You haven't updated all the packages from GitHub. You need to run the same pip command that I mentioned earlier to update all of them. The next versions of HyRiver packages will be a minor release (0.11.x to 0.12.x) as there are some breaking changes. So for now, you need install all of them from GitHub.

kovar-ursa commented 2 years ago

I did:

pip install git+https://github.com/cheginit/async_retriever.git git+https://github.com/cheginit/pygeoogc.git git+https://github.com/cheginit/pygeoutils.git git+https://github.com/cheginit/pynhd.git git+https://github.com/cheginit/pygeohydro.git

and the issue persists. Did I miss a package?

cheginit commented 2 years ago

I see. In that case it should work. I just gave it a try in a new env and it works. Create a new Python environment and give it a try.

cheginit commented 2 years ago

Here's what I did. Created a new env using mamba (or conda) with rasterio and fiona installed then used the same pip command.

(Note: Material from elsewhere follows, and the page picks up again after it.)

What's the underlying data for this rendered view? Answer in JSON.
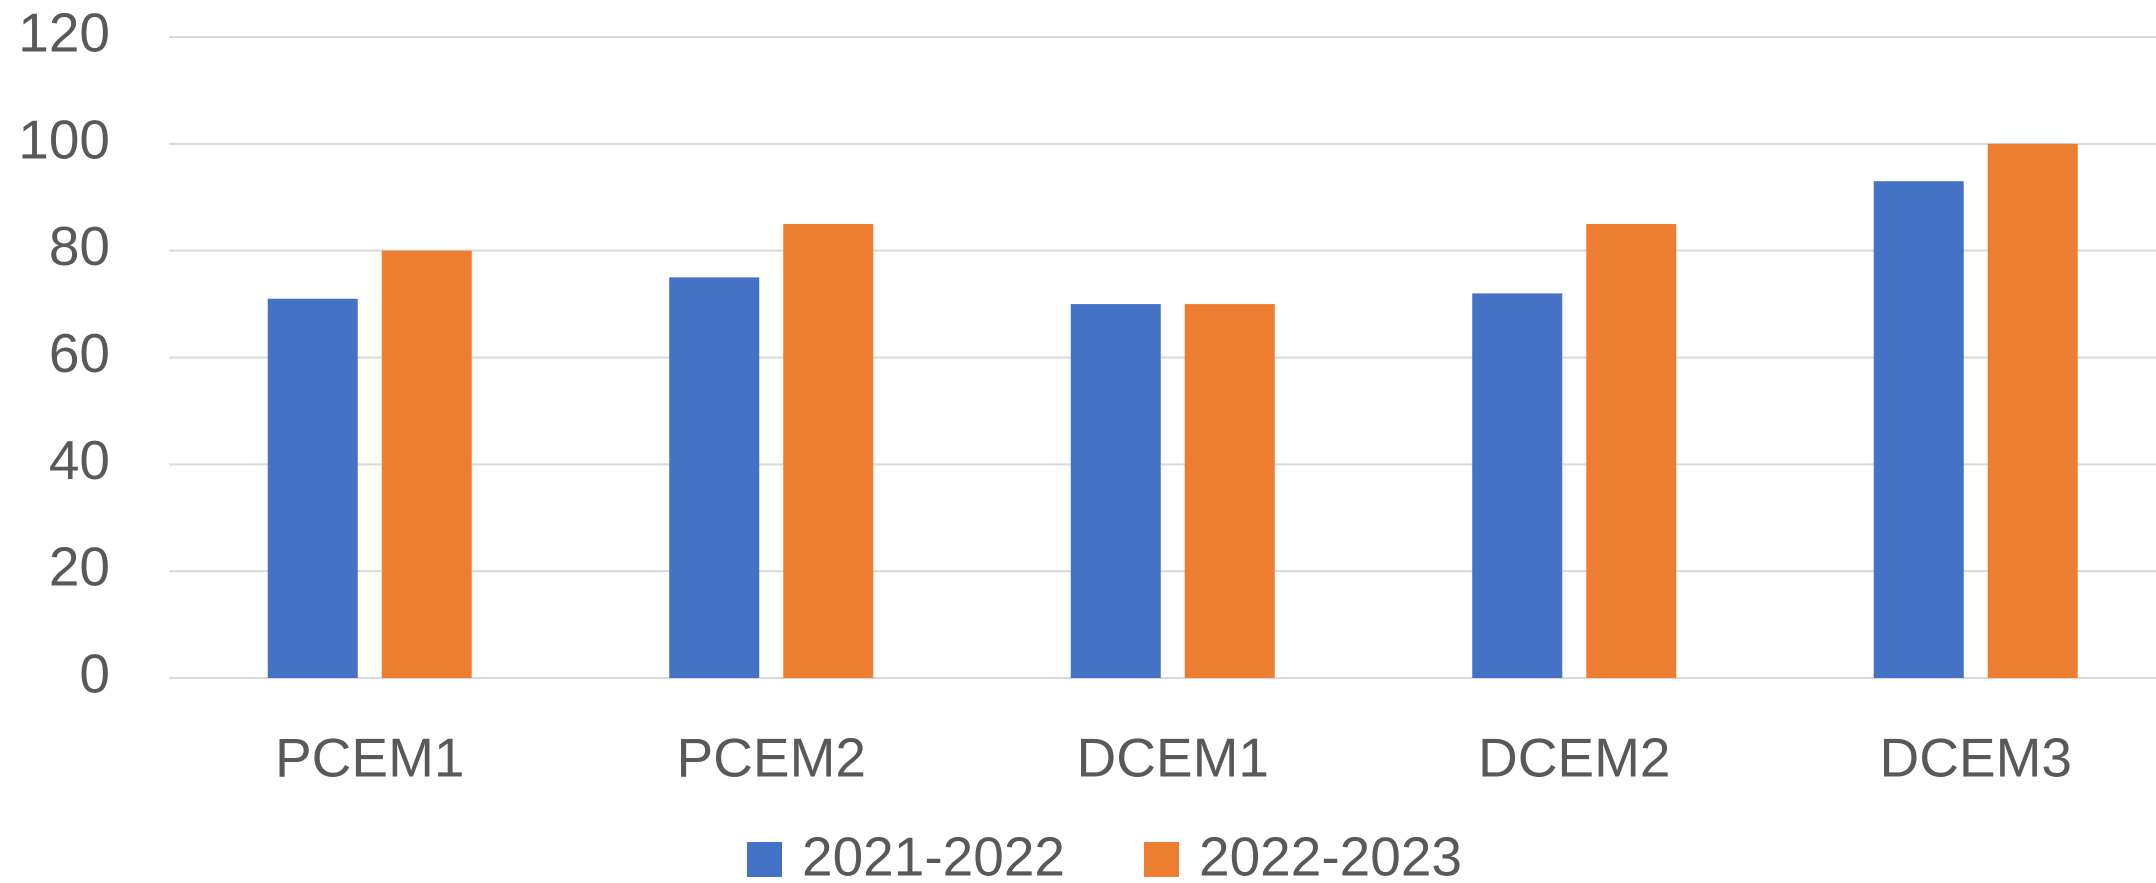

mamba create -n hyriver rasterio fiona
conda activate hyriver
pip install git+https://github.com/cheginit/async_retriever.git git+https://github.com/cheginit/pygeoogc.git git+https://github.com/cheginit/pygeoutils.git git+https://github.com/cheginit/pynhd.git git+https://github.com/cheginit/pygeohydro.git
kovar-ursa commented 2 years ago

I did a pip uninstall on everything related to the stack and then reinstalled as above. The problem reappeared when I installed pygeos and that brought in async-timeout, async_generator, async_retriever, and pygeoogc.

Conda installed:

  async_generator    conda-forge/noarch::async_generator-1.10-py_0
  async_retriever    conda-forge/noarch::async_retriever-0.2.0-pyhd8ed1ab_0
  pygeoogc           conda-forge/noarch::pygeoogc-0.11.7-pyhd8ed1ab_0
  pygeos             conda-forge/osx-arm64::pygeos-0.12.0-py39hc7d1406_0
  pygeoutils         conda-forge/noarch::pygeoutils-0.11.7-pyhd8ed1ab_0

I installed from git again, picked up: async-retriever 0.2.6.dev43+g0d211e0, and still have the problem.

I'll try building a new environment now.

kovar-ursa commented 2 years ago

Some combination of a new environment, conda, and pip got me an environment with everything working but it took a few tries, even starting from scratch. pygeos seemed to be part of the problem. I'll close the ticket out, I think your code is fine.

cheginit commented 2 years ago

I'll release the new versions of the packages soon. If you still have issues with those new official versions re-open so I can take a look.